Res Race to Zero: Annual race sees York students reduce their energy footprint

Image of an incandescent lightbulb for the YFile homepage story on res race to zero

For the month of March, York undergraduate students living in the Keele and Glendon residences are being challenged to reduce their carbon footprint as part of the University’s sixth annual Res Race to Zero challenge.

This year’s competition, involves seven Keele campus residences and two Glendon residence buildings. The undergraduates are being led through the competition by Residence Environmental Ambassadors (REAs) who are working with fellow students to help make the challenge a success. Res Race to Zero focuses on modifying actions and encouraging students to take responsibility for their energy footprint.

Each residence has a baseline average weekly kilowatt usage per student based on data gathered from 2013. The challenge for each student will be to do their best to reduce this figure by taking steps that are as simple as turning off their lights before leaving for classes. Other tasks include switching off televisions in house lounges when not in use, putting computers into energy saving sleep modes and unplugging power cords and small electronics when not in use.
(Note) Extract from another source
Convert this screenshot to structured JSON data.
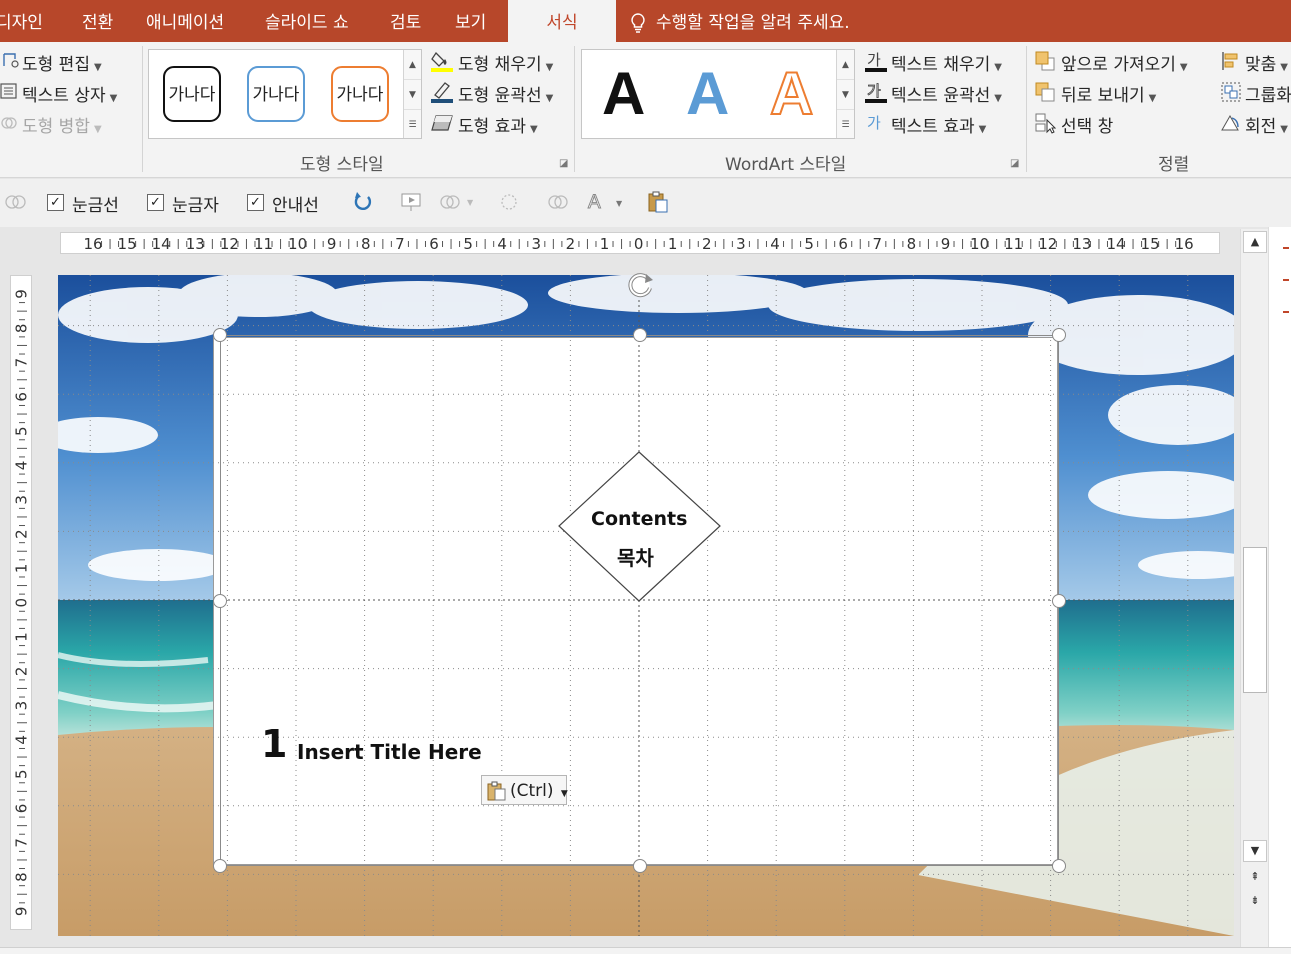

Res Race to Zero is now two weeks into the challenge. Students living in the Calumet Residence had the top results for the week ending March 7. As of March 14, students in Glendon’s Hilliard Residence took over the lead.

Res Race to Zero results for the first two weeks of the challenge

“Students are so inventive in the ways they find to save energy,” says Helen Psathas, York University’s senior manager of environmental design and sustainability. “The competition makes it fun, but we also demonstrate how individual efforts add up quickly, and have a huge impact on lowering consumption of energy. And of course, we hope students stay mindful of how they use energy, both here, and wherever life takes them.”
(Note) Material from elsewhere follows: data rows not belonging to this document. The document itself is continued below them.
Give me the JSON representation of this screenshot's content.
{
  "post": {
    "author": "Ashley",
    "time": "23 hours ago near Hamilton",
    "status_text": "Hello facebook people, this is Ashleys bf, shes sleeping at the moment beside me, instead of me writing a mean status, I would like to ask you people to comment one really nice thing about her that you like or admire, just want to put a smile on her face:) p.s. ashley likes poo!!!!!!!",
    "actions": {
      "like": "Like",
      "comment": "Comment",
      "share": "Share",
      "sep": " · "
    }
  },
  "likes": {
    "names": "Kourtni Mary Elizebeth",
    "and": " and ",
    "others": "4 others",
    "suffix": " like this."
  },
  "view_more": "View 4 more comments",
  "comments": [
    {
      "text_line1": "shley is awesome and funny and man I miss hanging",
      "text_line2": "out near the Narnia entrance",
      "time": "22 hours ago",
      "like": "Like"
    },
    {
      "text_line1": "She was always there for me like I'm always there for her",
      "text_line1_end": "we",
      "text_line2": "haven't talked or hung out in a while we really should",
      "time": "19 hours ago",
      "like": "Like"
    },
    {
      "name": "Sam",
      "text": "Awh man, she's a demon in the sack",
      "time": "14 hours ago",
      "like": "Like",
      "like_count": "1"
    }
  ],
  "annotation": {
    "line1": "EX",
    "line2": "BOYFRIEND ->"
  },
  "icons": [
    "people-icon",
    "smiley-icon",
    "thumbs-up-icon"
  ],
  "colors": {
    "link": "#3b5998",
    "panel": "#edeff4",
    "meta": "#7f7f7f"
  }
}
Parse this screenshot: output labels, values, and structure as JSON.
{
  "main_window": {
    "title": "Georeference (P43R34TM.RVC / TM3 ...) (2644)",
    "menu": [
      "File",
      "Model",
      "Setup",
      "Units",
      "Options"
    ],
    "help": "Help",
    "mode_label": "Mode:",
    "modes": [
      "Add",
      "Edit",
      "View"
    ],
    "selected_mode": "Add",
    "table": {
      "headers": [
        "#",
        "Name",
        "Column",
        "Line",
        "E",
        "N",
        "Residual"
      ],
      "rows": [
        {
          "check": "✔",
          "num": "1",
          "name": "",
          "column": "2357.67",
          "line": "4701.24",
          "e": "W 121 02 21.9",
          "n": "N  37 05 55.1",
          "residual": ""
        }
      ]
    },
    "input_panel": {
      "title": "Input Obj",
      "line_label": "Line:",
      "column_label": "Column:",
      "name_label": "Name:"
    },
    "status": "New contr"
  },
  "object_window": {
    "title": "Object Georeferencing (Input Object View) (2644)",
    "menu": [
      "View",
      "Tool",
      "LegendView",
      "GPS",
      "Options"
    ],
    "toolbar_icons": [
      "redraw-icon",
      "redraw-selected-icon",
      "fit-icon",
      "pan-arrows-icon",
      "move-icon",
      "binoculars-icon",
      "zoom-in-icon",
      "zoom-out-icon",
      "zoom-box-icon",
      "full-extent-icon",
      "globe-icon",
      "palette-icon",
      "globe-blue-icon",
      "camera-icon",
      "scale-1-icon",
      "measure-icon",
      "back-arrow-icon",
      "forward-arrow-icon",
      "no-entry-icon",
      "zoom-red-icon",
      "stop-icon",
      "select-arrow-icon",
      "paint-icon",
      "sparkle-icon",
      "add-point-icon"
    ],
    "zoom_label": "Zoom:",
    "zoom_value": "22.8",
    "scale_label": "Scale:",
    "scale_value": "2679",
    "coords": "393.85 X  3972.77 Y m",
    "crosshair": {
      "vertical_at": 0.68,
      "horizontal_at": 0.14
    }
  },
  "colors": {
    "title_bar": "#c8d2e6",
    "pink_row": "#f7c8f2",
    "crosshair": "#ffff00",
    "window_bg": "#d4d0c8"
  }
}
The Res Race to Zero complements York University’s five-year Energy Management Plan, which includes a $40 million investment to reduce consumption by 25 per cent.

Res Race to Zero comparison chart

In March 2013, students living in the Bethune won first place, and decreased their energy consumption for the month by 5.6 per cent as compared to their November usage. Bethune’s electricity savings over the month of March were equivalent to the demand required to run a typical Ontario household for 10 weeks.

For more information and to view the weekly progress, visit the Res Race to Zero web page.

The “winner” of the race is the residence that shows the greatest overall improvement in energy usage over the month of March.